To solve the problem step by step, we need to use the properties of Harmonic Progression (H.P.) and the relationship between H.P. and Arithmetic Progression (A.P.). ### Step 1: Understanding the relationship between H.P. and A.P. If \( T_k \) denotes the \( k^{th} \) term of an H.P., then the reciprocals of these terms, \( \frac{1}{T_k} \), will form an A.P. Let the first term of this A.P. be \( a \) and the common difference be \( d \).

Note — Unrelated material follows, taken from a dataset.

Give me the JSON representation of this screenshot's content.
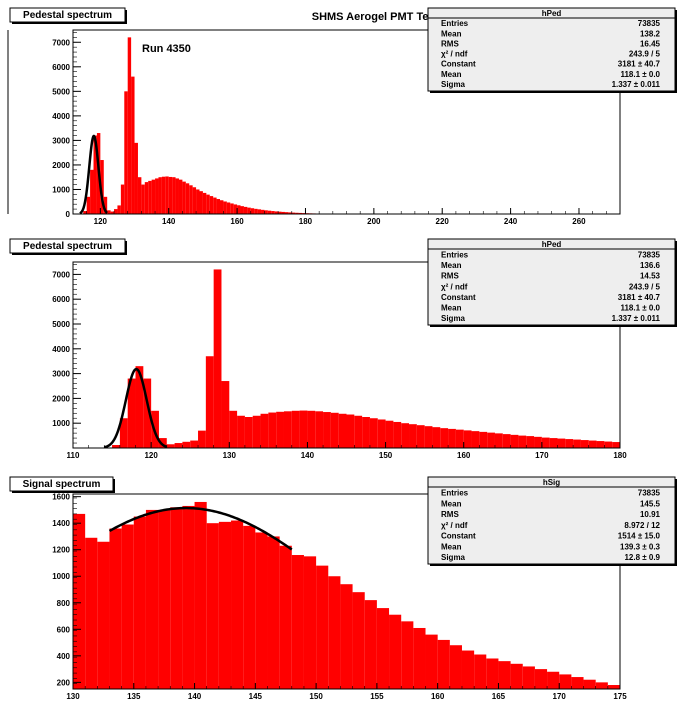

Therefore, we can express the terms as: - \( \frac{1}{T_1} = a \) - \( \frac{1}{T_2} = a + d \) - \( \frac{1}{T_3} = a + 2d \) - \( \frac{1}{T_4} = a + 3d \) - \( \frac{1}{T_5} = a + 4d \) - \( \frac{1}{T_6} = a + 5d \) - \( \frac{1}{T_{10}} = a + 9d \) ### Step 2: Using the given condition \( \frac{T_2}{T_6} = 9 \) From the given condition, we can express it in terms of the A.P.: \[ \frac{T_2}{T_6} = \frac{\frac{1}{\frac{1}{T_2}}}{\frac{1}{\frac{1}{T_6}}} = \frac{\frac{1}{a + d}}{\frac{1}{a + 5d}} = \frac{a + 5d}{a + d} \] Setting this equal to 9, we have: \[ \frac{a + 5d}{a + d} = 9 \] ### Step 3: Cross-multiplying to solve for \( a \) and \( d \) Cross-multiplying gives: \[ a + 5d = 9(a + d) \] Expanding the right side: \[ a + 5d = 9a + 9d \] Rearranging the equation: \[ 5d - 9d = 9a - a \] This simplifies to: \[ -4d = 8a \quad \Rightarrow \quad d = -2a \] ### Step 4: Finding \( \frac{T_{10}}{T_4} \) Now we need to find \( \frac{T_{10}}{T_4} \): \[ \frac{T_{10}}{T_4} = \frac{\frac{1}{\frac{1}{T_{10}}}}{\frac{1}{\frac{1}{T_4}}} = \frac{\frac{1}{a + 9d}}{\frac{1}{a + 3d}} = \frac{a + 3d}{a + 9d} \] ### Step 5: Substituting \( d = -2a \) Substituting \( d \) into the expression: \[ \frac{a + 3(-2a)}{a + 9(-2a)} = \frac{a - 6a}{a - 18a} = \frac{-5a}{-17a} = \frac{5}{17} \] ### Final Answer Thus, we find: \[ \frac{T_{10}}{T_4} = \frac{5}{17} \]